Chicken wings are wonderful, but Buffalo chicken wings are on another level -- and that’s thanks to the sauce.
Defined by blue cheese, celery and hot sauce, Buffalo sauce could glorify any number of dishes. (Imagine how luscious it would be on a steak!) Looking ahead to the Fourth of July and its picnics, I wondered what would happen if I Buffalo’d some potato salad.
There are two main kinds of potatoes: baking and boiling. Baking potatoes (a.k.a. russets, the most famous of which is the Idaho) are higher in starch than boiling potatoes and fluffier in texture, falling apart when cooked. Excellent sponges for such flavorful ingredients as cream and butter, baking potatoes are your go-to choice when the ultimate plan is to mash them.
Boiling potatoes, by contrast, hold their shape when cooked. They’re sweeter than baking potatoes and boast a more assertive potato taste.
The best potato for a potato salad? Boiling potatoes are the usual choice. You want a salad with texture and integrity, not a mealy mess. But for this recipe, you also want the russet’s ability to absorb flavor.
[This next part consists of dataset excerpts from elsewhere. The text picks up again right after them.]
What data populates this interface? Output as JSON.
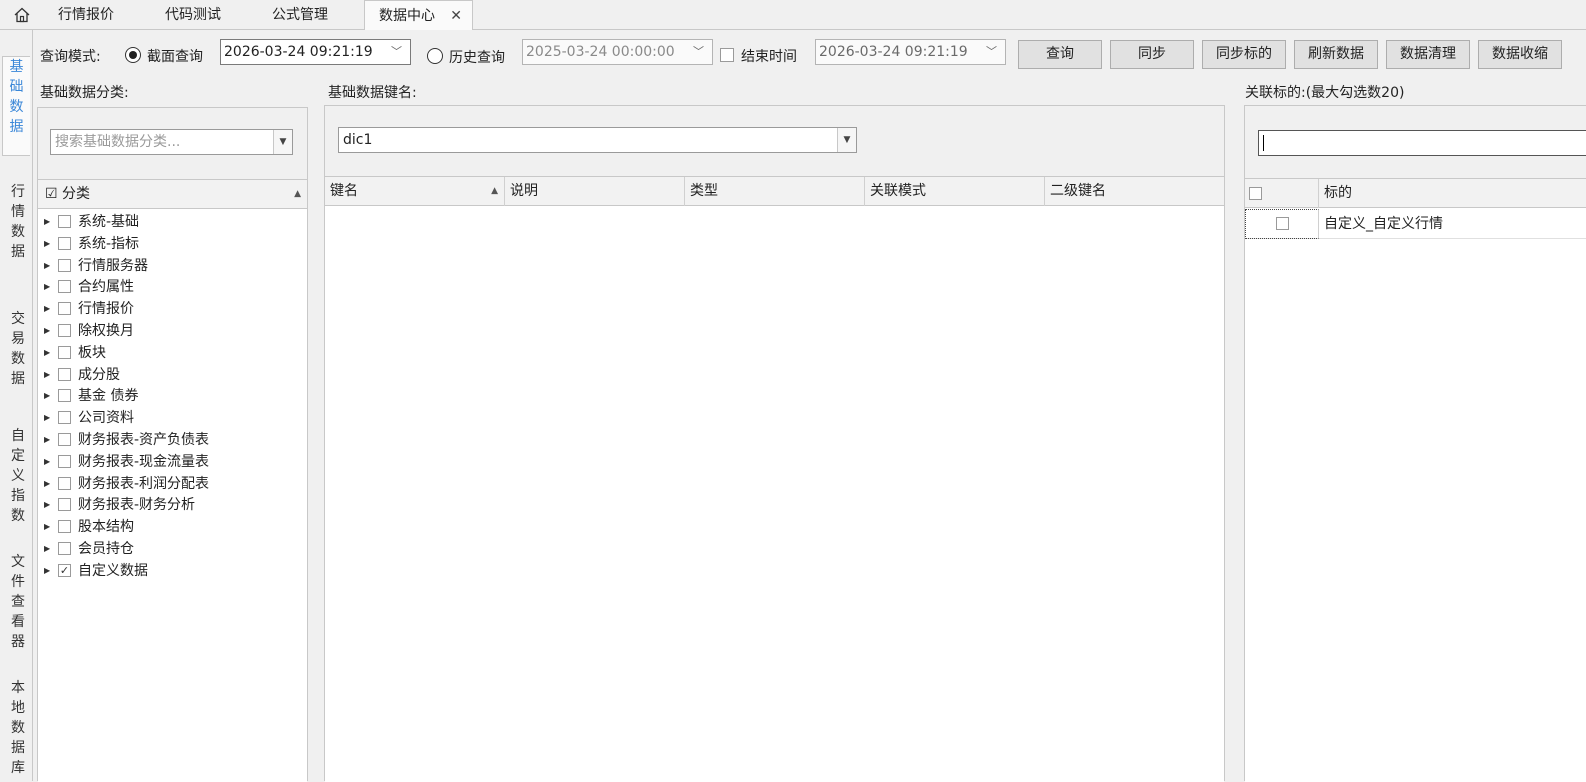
{
  "tabs": {
    "home_icon": "home-icon",
    "items": [
      {
        "label": "行情报价"
      },
      {
        "label": "代码测试"
      },
      {
        "label": "公式管理"
      },
      {
        "label": "数据中心",
        "active": true
      }
    ],
    "close_glyph": "✕"
  },
  "leftnav": [
    {
      "label": "基\n础\n数\n据",
      "active": true
    },
    {
      "label": "行\n情\n数\n据"
    },
    {
      "label": "交\n易\n数\n据"
    },
    {
      "label": "自\n定\n义\n指\n数"
    },
    {
      "label": "文\n件\n查\n看\n器"
    },
    {
      "label": "本\n地\n数\n据\n库"
    }
  ],
  "query": {
    "mode_label": "查询模式:",
    "snapshot_label": "截面查询",
    "snapshot_selected": true,
    "snapshot_datetime": "2026-03-24 09:21:19",
    "history_label": "历史查询",
    "history_datetime": "2025-03-24 00:00:00",
    "end_time_label": "结束时间",
    "end_time_checked": false,
    "end_datetime": "2026-03-24 09:21:19"
  },
  "toolbar": {
    "query": "查询",
    "sync": "同步",
    "sync_targets": "同步标的",
    "refresh": "刷新数据",
    "clean": "数据清理",
    "compact": "数据收缩"
  },
  "category_panel": {
    "title": "基础数据分类:",
    "search_placeholder": "搜索基础数据分类...",
    "header": "分类",
    "header_checked": true,
    "items": [
      {
        "label": "系统-基础",
        "checked": false
      },
      {
        "label": "系统-指标",
        "checked": false
      },
      {
        "label": "行情服务器",
        "checked": false
      },
      {
        "label": "合约属性",
        "checked": false
      },
      {
        "label": "行情报价",
        "checked": false
      },
      {
        "label": "除权换月",
        "checked": false
      },
      {
        "label": "板块",
        "checked": false
      },
      {
        "label": "成分股",
        "checked": false
      },
      {
        "label": "基金 债券",
        "checked": false
      },
      {
        "label": "公司资料",
        "checked": false
      },
      {
        "label": "财务报表-资产负债表",
        "checked": false
      },
      {
        "label": "财务报表-现金流量表",
        "checked": false
      },
      {
        "label": "财务报表-利润分配表",
        "checked": false
      },
      {
        "label": "财务报表-财务分析",
        "checked": false
      },
      {
        "label": "股本结构",
        "checked": false
      },
      {
        "label": "会员持仓",
        "checked": false
      },
      {
        "label": "自定义数据",
        "checked": true
      }
    ]
  },
  "key_panel": {
    "title": "基础数据键名:",
    "selected_key": "dic1",
    "columns": [
      "键名",
      "说明",
      "类型",
      "关联模式",
      "二级键名"
    ]
  },
  "target_panel": {
    "title": "关联标的:(最大勾选数20)",
    "search_value": "",
    "column": "标的",
    "rows": [
      {
        "label": "自定义_自定义行情",
        "checked": false
      }
    ]
  }
}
So I opted for both.
As predicted, the baking potatoes fell apart and generously absorbed the blue cheese and hot sauce. Unpredictably, but happily, they also helped make the salad’s texture extra creamy. The boiling potatoes likewise did their part, acting as bricks to the baking potatoes’ mortar.
To “pre-season” the potatoes, toss them with vinegar and salt while they’re still hot, just after you’ve boiled them but before adding the dressing. Fifteen minutes later the potatoes will have fully absorbed the pre-seasonings -- and become that much more flavorful -- and you’re then free to slather them in the mayo and sour cream.
Potatoes, like pasta, not only absorb liquid, they also keep absorbing it until there’s none left. That means the potato salad that was so nice and creamy when you first dressed it may have dried out 15 minutes later. If that happens, just stir in a little cold water and the silkiness will return.
As is, this recipe may strike some folks as overly rich. If you want to slim it down, swap in light mayonnaise for the regular kind and Greek yogurt for the sour cream. The flavor will still be plenty large and you likely won’t miss the extra calories.
Preparation time: Start to finish: one hour (30 minutes active). What you need:
One pound medium boiling potatoes, scrubbed and sliced a quarter inch thick, preferably using a mandoline (please use the guard)
One small baking potato (about half a pound), peeled and sliced a quarter inch thick, preferably using a mandoline (please use the guard).
▪ Quarter cup cider vinegar.
▪ 1.5 teaspoons kosher salt.
▪ Third of a cup mayonnaise.
▪ Quarter cup sour cream or plain no-fat Greek yogurt.
▪ Two ounces crumbled blue cheese (preferably the soft creamy kind).
▪ One to two teaspoons hot sauce or to taste.
▪ Half a cup finely chopped celery plus celery leaves for garnish.
▪ Black pepper.
In a medium saucepan combine the potatoes with cold lightly salted water to cover by two inches and bring the water to a boil. Simmer the potatoes until they are just tender when pierced with the tip of a knife, about five to seven minutes.
Meanwhile, in a large bowl, whisk together the vinegar and the salt until the salt is dissolved. When the potatoes are tender, drain and add them immediately to the bowl with the vinegar mixture. Toss the potatoes well with the vinegar mixture and let cool to room temperature, about 30 minutes.
Add the mayonnaise, sour cream, blue cheese, hot sauce, chopped celery and pepper to taste to the potatoes and toss well. If the potato salad seems dry, stir in some cold water and toss again. Transfer to a serving bowl and garnish with the celery leaves. Makes six servings.
Nutrition information per serving: 215 calories; 124 calories from fat; 14 g fat (4 g saturated; 0 g trans fats); 19 mg cholesterol; 655 mg sodium; 18 g carbohydrate; 2 g fiber; 2 g sugar; 5 g protein.